Warren’s first campaign event drew thousands, focused on tackling corruption, making structural economic change, and protecting American democracy.
While she has not mentioned it on the campaign trail, in the past Elizabeth Warren described her concern for school districts and touted the value of school vouchers. Speaking of home-buying habits of Americans, she stated:
They’re not buying new houses and they’re not buying bigger houses. Let me tell you what I think they’re buying and why they’re spending so much on it. They’re trying to buy schools. The public school system has failed middle-class families, especially anywhere near metropolitan areas... today’s family shops school district, school district, school district. And the problem is they’re paying a real premium for that. Here’s a place where you work out ahead, Nicholas. It turns out that cost in housing has risen more than twice as fast for families with children as for households with no children. They shop in a much narrower range of housing, and the prices are being driven up because of those school districts.
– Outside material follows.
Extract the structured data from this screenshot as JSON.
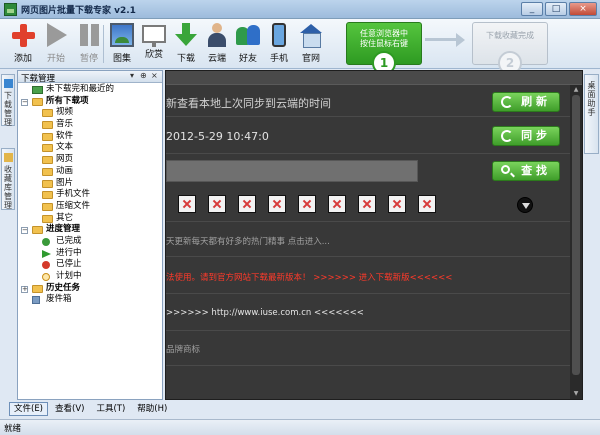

Commenting on her concerns, writers for the WSJ wondered, “But the Warren thesis suggests that the failure of public education is among the root causes of the crisis… will she be making this case on the campaign trail?”
In her book, "The Two Income Trap," Warren also described public school vouchers as a source of parental empowerment.
Ultimately, an all-voucher system would diminish the distinction between public and private schools, as parents were able to exert more direct control over their children's schools... An all-voucher system might be a shock to the educational system, but that shakeout might be just what the system needs.
According to a recent CNN article, it seems she opposed an effort to raise charter school caps in Massachusetts, so maybe her tune has changed as she fears potential party conflict. Still, it’s undeniable that she sees the same problems and understands the potential more school opportunities provides.
Cory Booker is well-known for supporting many forms of school choice. In a recent CNN article, reporters described the ways in which Booker had added debt forgiveness to his list of education policies to more align with others in the Democratic party, but it does not look like he will change on his ideas about more freedom in K-12 education. “‘He'll have to negotiate that," Chris Cerf (former education commissioner) said. "But I know what he believes in, and I've seen him take the heat and stick to his beliefs.’”
As you can see from these two perspectives, offering more choices for education is not simply a conservative idea. Both parties are concerned about neighborhoods, social justice, and quality education. West Wing, a fictitious television show, even attempted to illustrate this point, showing two Democratic characters arguing about whether the Democratic party should support school vouchers or not. Check it out here:
Overly-devout party affiliation and tribalism leaves no space for change or new ideas. Let’s start conversations instead of fires this year.